Клемент схватил ее за руку.
— Вы не выйдете так из этой комнаты, Маргарита Вильмот, — воскликнул он, обезумев от гнева и страсти, — нет, вы так не уйдете. Вы скажете мне просто и ясно всю правду. Вы не любите меня?
— Нет, я вас не люблю.
— Так это все был обман, комедия, ложь? Когда вы улыбались мне так нежно, так сладко, вы бессовестно лгали; когда вы краснели от радости и стыда, вы обманывали меня, как хитрая кокетка? Все — каждое нежное слово, каждый взгляд, каждая слезинка, дрожавшая как бы от счастья в ваших глазах, — все это была ложь, ложь, ложь, все была…
И несчастный закрыл лицо руками и зарыдал. Маргарита пристально смотрела на него, но в глазах ее не видно было ни слезинки; лицо оставалось холодным, бесчувственным, только губы ее были судорожно сжаты.
— Зачем ты это сделала, Маргарита? Зачем ты меня погубила? — промолвил, наконец, Клемент раздирающим душу голосом.
— Зачем? Я вам сейчас скажу, — ответила она тихо, но решительно. — Я вам скажу зачем, мистер Остин, и тогда вы станете меня презирать и вам будет легко забыть меня, выбросить навсегда мой образ из вашего сердца. Я была бедная, одинокая девушка; нет, я была хуже, чем бедная и одинокая; позорная история моего отца тяготела надо мной. Хорошо было такому презренному созданию, как я, возбудить любовь в джентльмене, который мог бы вывести меня из нищеты, дать мне честное имя, ввести меня в общество честных людей. Я была дочерью каторжного, отверженного, и ваша любовь представлялась мне блестящим средством выйти из того позорного бедственного положения, в котором я находилась. Я была человеком, Клемент Остин; и в крови моей не было ничего, что могло бы меня научить добру или удержать от соблазна. Я ухватилась за эту единственную для меня надежду на спасение и старалась всеми силами возбудить в вас чувство любви ко мне. Шаг за шагом я все более и более овладевала вашим сердцем и довела вас до того, что вы предложили мне свою руку. Таким образом, я достигла своей цели. Я торжествовала и была счастлива своим успехом. Но, вероятно, у самых жестоких преступников есть хоть какая-нибудь совесть. В прошедшую ночь моя совесть вдруг проснулась, заговорила во мне, и я решилась избавить вас от брака с женщиной с таким позорным, преступным именем.
Эту длинную речь молодая девушка произнесла самым хладнокровным, бесчувственным образом. Она говорила тихо, останавливаясь на каждой фразе, но ни разу не вздрогнула, не смутилась, как будто она на самом деле была несчастное, погибшее создание, которое не знает, что такое чувство, добро и честь.
Остин устремил на нее изумленный взгляд и долго не мог опомниться.
— Боже милостивый! — воскликнул он. — Неужели можно так жестоко обманывать!

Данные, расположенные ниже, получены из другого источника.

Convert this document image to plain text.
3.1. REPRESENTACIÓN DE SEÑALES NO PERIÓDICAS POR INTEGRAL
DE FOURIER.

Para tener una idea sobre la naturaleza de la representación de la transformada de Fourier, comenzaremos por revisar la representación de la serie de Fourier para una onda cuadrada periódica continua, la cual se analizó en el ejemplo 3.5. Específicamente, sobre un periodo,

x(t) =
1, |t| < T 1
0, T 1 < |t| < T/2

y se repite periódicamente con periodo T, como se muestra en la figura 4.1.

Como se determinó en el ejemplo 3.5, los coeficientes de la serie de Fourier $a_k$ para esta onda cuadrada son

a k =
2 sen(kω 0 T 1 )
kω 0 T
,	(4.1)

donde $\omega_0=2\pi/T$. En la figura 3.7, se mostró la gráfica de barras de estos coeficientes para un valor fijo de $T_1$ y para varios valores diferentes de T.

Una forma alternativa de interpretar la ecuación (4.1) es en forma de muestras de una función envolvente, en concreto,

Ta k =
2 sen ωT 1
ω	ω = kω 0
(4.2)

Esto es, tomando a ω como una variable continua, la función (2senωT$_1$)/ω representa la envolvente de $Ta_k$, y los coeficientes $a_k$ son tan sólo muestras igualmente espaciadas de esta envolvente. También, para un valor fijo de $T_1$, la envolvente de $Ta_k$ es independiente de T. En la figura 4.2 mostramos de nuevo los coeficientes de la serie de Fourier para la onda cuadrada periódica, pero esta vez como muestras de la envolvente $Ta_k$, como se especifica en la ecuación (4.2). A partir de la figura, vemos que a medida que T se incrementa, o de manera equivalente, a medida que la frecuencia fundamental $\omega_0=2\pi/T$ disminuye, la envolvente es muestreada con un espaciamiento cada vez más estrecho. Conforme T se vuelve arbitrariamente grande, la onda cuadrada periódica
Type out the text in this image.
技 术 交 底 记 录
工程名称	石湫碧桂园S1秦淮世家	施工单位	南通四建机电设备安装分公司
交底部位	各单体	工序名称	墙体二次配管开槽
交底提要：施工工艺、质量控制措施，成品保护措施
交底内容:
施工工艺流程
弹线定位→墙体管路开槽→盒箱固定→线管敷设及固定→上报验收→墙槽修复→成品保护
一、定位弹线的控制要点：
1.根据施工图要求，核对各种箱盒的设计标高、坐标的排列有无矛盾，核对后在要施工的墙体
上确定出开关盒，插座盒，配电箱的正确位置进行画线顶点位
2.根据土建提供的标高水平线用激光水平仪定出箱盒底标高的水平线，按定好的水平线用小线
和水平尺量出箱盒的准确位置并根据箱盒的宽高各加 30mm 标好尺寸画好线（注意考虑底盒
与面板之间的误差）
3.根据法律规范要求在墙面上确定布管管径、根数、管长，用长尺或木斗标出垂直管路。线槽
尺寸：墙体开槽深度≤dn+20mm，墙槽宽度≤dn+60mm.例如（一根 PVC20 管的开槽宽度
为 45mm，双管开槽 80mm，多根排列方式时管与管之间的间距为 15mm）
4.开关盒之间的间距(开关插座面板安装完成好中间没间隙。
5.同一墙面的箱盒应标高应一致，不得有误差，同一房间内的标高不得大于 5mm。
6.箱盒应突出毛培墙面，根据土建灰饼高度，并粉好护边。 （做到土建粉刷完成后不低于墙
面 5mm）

— Я теперь могу ехать, мистер Остин? — сказала Маргарита.
— Да, вы можете ехать, вы, которую я когда-то любил. Вы теперь сбросили с себя чудную маску, в которую я так слепо веровал, и предстали во всей ужасной, безобразной наготе. Ступайте, Маргарита Вильмот, и да простит вас Небо!
— А вы меня прощаете, мистер Остин?
— Нет, не могу, но буду молить Бога, чтобы он укрепил меня и наставил.
— Прощайте, Клемент!
— Одно слово, мисс Вильмот! — воскликнул Остин. — Я слишком сильно вас любил, чтобы перестать интересоваться вашей судьбой. Куда вы едете?